Republican Harris took only two of the district's Cedar Rapids districts: the city's 12th precinct (polling at Coolidge Elementary School) and the 47th, at Viola Gibson Elementary School attended by Palo students. But he swept the precincts outside the city, overcoming Houser's 377-vote edge with his own 544-vote margin in rural precincts.
“The rural precijncts voted Republican,” said Houser. “There was so much negative at the top of the ticket it had an effect all the way down.”
Oleson said he expects Harris' health won't prevent him from serving.

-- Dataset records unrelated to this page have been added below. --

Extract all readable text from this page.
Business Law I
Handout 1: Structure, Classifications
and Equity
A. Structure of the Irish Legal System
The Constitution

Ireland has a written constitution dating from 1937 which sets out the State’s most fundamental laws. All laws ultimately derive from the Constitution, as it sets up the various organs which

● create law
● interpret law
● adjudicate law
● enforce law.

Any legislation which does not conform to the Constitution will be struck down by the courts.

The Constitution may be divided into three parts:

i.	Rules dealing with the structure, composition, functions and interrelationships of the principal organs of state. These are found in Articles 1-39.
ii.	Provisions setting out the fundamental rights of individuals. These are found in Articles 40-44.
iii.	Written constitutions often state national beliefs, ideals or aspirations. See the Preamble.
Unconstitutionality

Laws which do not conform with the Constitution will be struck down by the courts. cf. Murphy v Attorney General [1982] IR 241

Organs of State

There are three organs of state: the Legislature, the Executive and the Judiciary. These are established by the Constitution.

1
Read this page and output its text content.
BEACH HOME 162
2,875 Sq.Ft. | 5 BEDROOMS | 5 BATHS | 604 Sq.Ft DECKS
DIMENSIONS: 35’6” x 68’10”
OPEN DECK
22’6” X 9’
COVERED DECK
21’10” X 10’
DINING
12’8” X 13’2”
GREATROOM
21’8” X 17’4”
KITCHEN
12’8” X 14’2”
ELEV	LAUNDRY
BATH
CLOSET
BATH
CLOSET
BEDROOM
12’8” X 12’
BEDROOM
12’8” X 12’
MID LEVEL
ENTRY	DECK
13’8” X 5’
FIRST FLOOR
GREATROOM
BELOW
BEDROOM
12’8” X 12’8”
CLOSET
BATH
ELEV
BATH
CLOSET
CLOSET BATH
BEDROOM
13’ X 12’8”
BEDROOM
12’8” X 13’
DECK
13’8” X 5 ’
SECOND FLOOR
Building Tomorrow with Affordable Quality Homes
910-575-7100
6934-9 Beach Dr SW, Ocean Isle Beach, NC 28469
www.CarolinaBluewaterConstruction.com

“He's going to fight it and win and be a great supervisor,” he said. “That's how he looks at it, and that's how I look at it, and that's how everybody should look at it.”
State law exempts candidates from the usual $100 bond posting when the margin is less than 1 percent, Linn County Auditor Joel Miller said.
Houser has until Nov. 12 to file a recount petition with the county board, which would then consider a vote ordering a recount, Miller said. (State law designates the petition deadline as 5 p.m. the third day after the official canvass, which is Tuesday).
Miller said he expects Tuesday's result to stand up through the canvass process with a swing of a handful of votes either way.